Secara operasional, APR juga mengikuti standar industri global, termasuk European Union Best Available Techniques (EU BAT) dan level Aspirational dalam standar Zero Discharge of Hazardous Chemicals Man-made Cellulosic Fibres (ZDHC MMCF). Semua ini menjadi bagian dari target produksi bersih dalam kerangka APR2030, yang mengedepankan sistem closed-loop atau siklus tertutup dalam produksi.

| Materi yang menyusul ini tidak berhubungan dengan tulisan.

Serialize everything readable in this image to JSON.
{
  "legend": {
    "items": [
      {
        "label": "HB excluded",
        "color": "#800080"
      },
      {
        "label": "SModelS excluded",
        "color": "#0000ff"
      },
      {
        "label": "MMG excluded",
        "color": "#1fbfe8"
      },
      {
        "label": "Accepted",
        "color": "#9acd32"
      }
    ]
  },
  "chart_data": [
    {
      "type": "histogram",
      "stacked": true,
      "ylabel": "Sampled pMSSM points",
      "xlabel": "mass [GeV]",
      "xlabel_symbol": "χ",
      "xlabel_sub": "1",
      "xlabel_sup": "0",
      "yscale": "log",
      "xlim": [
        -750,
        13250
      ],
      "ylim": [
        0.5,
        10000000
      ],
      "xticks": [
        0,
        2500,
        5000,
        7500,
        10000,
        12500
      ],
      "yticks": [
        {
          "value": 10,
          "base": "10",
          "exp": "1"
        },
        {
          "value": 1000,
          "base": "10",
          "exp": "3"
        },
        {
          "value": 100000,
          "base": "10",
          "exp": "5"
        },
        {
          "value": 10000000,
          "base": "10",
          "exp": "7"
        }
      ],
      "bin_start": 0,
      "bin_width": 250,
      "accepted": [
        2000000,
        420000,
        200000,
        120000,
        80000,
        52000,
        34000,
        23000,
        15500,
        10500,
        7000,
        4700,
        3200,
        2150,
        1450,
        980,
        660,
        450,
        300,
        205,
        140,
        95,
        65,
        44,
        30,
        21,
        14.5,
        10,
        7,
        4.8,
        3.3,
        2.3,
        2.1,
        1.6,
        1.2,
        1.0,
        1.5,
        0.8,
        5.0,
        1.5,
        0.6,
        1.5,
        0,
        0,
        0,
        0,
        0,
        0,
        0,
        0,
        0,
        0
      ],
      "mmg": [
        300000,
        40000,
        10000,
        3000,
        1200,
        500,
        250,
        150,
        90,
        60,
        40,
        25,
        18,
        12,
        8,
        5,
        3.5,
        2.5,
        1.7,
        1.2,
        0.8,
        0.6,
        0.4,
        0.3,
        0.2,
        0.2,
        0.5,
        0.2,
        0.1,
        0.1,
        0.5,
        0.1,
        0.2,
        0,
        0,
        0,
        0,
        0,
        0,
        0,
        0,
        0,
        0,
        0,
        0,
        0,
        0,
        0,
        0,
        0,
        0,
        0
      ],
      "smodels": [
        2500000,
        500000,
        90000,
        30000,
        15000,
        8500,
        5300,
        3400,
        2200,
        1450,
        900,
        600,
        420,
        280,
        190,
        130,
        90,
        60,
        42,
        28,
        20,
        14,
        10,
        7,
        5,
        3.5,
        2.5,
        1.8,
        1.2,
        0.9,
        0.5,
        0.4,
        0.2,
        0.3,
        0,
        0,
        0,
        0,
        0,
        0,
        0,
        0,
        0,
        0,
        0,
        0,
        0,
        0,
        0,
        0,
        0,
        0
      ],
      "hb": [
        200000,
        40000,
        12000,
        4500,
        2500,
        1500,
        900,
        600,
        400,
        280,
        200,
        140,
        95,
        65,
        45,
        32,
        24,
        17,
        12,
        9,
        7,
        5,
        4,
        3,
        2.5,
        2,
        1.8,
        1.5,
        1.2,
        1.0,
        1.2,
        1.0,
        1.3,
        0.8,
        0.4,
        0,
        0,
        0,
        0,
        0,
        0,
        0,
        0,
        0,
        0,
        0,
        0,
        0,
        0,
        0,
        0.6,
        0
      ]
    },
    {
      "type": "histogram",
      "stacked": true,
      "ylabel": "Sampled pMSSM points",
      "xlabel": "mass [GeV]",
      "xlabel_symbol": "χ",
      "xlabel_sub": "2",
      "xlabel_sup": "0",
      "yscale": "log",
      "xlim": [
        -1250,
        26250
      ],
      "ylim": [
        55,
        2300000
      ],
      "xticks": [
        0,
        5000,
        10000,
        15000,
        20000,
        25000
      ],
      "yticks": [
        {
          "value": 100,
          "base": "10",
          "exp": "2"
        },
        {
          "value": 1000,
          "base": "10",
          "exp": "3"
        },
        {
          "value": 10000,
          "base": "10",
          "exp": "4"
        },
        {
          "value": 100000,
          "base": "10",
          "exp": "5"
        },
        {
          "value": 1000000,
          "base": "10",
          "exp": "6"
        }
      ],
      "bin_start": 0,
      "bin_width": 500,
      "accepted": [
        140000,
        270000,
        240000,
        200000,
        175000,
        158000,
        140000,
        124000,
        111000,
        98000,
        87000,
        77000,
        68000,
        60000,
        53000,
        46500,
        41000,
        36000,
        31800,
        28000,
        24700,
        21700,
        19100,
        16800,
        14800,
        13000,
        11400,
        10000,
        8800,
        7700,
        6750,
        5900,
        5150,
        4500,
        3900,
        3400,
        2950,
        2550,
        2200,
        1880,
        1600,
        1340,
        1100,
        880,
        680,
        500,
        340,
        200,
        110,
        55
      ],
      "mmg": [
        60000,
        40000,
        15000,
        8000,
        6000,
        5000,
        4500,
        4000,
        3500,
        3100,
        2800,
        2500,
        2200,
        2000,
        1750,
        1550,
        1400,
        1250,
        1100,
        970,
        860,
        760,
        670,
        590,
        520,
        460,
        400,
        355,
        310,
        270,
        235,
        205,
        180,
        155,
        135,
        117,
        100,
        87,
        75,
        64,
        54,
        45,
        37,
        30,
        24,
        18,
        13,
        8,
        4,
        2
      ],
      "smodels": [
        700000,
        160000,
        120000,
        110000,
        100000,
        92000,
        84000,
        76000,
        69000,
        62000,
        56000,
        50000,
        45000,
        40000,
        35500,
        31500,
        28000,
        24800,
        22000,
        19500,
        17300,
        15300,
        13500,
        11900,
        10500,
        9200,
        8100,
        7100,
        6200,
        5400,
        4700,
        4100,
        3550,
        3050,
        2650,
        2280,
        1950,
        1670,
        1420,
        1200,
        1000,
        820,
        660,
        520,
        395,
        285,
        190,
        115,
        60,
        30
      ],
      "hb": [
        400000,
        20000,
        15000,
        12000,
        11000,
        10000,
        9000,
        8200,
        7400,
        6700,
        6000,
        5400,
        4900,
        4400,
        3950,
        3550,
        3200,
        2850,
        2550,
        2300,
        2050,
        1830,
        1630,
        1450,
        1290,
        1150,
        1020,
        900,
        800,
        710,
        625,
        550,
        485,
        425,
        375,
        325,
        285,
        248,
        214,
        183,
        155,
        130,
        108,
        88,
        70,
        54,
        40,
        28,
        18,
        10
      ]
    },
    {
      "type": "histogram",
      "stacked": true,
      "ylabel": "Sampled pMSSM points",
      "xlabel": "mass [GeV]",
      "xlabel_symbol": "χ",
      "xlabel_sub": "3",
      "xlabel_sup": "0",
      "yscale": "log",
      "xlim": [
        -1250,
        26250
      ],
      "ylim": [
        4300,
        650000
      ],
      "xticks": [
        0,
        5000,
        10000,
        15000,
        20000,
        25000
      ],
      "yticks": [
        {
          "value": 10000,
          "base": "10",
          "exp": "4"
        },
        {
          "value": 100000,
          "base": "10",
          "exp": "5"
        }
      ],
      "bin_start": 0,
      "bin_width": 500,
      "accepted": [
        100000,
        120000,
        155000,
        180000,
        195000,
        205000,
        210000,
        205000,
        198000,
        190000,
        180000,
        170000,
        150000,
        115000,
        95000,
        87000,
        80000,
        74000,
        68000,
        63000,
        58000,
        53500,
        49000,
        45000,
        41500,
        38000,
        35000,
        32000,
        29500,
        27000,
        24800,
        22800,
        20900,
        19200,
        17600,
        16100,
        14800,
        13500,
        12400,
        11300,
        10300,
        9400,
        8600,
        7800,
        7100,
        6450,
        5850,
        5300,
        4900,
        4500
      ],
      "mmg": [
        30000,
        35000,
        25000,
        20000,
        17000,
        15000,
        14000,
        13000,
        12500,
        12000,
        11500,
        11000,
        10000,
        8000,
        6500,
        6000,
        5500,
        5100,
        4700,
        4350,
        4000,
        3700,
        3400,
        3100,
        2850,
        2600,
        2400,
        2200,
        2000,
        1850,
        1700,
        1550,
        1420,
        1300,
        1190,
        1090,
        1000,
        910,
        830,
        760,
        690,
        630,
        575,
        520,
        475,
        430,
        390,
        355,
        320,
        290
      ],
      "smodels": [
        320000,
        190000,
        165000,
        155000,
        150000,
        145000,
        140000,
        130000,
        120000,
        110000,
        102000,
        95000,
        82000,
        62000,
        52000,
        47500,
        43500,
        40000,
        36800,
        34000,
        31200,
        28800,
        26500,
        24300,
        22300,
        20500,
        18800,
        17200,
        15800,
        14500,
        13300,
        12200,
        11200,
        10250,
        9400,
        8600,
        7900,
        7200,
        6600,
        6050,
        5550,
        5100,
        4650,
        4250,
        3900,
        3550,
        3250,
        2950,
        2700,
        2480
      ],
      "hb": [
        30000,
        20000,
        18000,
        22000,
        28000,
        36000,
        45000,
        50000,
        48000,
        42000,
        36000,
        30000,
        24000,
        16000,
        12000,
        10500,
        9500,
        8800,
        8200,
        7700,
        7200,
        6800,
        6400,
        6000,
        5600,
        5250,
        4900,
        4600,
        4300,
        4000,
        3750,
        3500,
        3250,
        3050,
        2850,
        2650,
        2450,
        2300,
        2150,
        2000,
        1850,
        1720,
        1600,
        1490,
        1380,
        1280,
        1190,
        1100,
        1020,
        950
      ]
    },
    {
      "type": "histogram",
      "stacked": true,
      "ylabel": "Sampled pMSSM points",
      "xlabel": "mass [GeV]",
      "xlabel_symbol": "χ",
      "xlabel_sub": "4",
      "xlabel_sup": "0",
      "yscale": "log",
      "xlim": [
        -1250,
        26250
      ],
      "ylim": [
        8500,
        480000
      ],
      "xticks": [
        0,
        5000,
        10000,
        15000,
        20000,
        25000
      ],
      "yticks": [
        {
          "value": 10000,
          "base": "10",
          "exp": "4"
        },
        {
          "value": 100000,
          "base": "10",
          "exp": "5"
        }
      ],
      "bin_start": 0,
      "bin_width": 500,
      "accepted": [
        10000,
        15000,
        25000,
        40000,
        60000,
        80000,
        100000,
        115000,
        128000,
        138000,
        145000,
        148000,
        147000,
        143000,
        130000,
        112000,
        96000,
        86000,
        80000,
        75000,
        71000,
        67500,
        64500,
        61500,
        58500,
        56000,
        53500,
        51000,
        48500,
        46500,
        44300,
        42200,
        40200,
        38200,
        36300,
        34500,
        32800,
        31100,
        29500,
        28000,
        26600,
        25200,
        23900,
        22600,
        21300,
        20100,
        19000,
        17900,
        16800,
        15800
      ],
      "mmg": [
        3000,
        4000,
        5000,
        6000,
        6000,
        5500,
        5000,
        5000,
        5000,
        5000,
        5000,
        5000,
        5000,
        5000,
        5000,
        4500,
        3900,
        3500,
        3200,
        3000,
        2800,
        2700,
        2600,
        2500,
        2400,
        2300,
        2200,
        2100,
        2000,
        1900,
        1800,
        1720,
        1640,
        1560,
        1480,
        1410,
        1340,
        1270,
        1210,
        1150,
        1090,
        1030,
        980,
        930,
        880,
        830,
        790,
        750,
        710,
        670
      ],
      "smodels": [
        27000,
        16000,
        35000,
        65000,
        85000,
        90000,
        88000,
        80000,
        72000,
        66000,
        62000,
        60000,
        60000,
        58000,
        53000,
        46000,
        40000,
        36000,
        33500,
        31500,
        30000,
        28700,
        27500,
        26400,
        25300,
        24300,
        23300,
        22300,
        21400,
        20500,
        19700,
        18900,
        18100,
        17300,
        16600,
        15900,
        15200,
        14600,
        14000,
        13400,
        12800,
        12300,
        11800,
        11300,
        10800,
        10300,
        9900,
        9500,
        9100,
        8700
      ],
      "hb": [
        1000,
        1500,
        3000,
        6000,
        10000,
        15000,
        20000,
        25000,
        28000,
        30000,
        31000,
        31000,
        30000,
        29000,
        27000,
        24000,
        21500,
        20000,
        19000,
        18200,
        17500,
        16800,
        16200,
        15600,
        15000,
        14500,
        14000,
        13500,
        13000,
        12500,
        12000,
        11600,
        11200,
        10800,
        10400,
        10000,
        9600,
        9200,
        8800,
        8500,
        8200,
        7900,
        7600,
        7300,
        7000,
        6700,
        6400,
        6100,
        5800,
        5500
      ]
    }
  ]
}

Partisipasi APR tahun ini juga menandai kehadiran perdana Jakarta Fashion Hub (JFH) di Indo Intertex. Diresmikan pada 2021, JFH hadir sebagai ruang kolaboratif bagi desainer, jenama fesyen, mahasiswa, hingga pelaku industri untuk bersama-sama mendorong ekosistem fashion berkelanjutan.
Di pameran ini, JFH menyelenggarakan serangkaian kegiatan interaktif seperti konsultasi kain gratis, lokakarya eco-printing dan patchwork, serta diskusi kreatif bersama mitra seperti KaIND, Sparks Fashion Academy, Torenda, dan Fashion Crafty.
Kehadiran Menteri Perindustrian dalam kegiatan ini sekaligus memperkuat semangat APR dalam membangun masa depan industri tekstil Indonesia yang lebih hijau, inklusif, dan berbasis kolaborasi berkelanjutan.